Odatv ‘nin PKK ile ilgili haberlerinin “İç savaşı hedeflediğini” öne sürenlere, yine bir gazetecinin, hem de Zaman Gazetesi’nden Ali Ünal’ın 11 Temmuz 2011 tarihli yazısıyla cevap vermek istiyorum. Ali Ünal, “Türkiye bu çizgide gittikçe ileride hem Güneydoğu’da hem bölgede, hem de Türkiye’nin büyük şehirlerinde daha kanlı hadiselere şahit olacaktır’’ dedikten sonra sözü Cengiz Çandar’ın raporuna getiriyor ve şöyle devam ediyor:

”Terörün Türkiye’yi yendiğini söyleyenler, Türkiye’nin terör diline teslim olmasını teklif ediyor, odaklıyor, teröre hak tanımış oluyor ve terörist güce taç giydiriyorlar.’’

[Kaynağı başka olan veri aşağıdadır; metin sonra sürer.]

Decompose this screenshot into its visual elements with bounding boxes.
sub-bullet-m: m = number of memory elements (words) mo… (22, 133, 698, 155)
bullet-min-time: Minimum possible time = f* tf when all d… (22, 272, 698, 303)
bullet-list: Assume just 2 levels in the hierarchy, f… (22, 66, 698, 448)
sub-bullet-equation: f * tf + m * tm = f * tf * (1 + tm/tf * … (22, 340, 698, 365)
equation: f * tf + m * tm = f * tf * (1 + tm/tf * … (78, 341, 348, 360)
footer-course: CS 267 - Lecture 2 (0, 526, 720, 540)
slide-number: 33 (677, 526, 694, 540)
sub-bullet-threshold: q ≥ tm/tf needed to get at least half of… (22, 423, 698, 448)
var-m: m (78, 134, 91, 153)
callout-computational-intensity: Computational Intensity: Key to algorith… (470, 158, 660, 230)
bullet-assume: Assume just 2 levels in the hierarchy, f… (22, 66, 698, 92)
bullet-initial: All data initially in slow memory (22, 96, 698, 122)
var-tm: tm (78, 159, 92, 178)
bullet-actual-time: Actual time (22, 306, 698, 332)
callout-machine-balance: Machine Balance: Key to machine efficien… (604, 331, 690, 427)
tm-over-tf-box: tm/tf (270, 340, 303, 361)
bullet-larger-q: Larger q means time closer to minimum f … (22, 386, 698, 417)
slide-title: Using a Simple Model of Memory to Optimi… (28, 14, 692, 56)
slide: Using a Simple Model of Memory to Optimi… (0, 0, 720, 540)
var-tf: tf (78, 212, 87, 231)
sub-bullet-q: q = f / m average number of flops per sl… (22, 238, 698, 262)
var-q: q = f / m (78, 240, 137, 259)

PKK konusunda son olarak şunu söylemek istiyorum. PKK, Öcalan, BDP, Barzani konusunda görüş ve düşüncelerimi sadece Odatv’de yazmadım. Onun öncesinde Türk Ocakları internet sitesi, Avaz Türk, Haber T gibi internet siteleri ve polisin basılı olana değil de taslağına el koydukları “100 Yılın Hesabı-Türk’ü Tasfiye Projesi’’ isimli kitabımda da yazdım. Çizgimde en ufak bir değişiklik yok.

Geçtim bunları; Sayın Savcılar Odatv’deki yazılarımdan bir tekini dahi okumuş olsalar beni bu şekilde itham etmez, edemezdi…!

****

Öcalan’ın avukatlarıyla görüşmem…

Savcıların iddiasına göre Öcalan’ın avukatına, “Öcalan, AKP’ye sıcak mesajlar versin’’ demişim. Aldığım “talimat’’ böyleymiş.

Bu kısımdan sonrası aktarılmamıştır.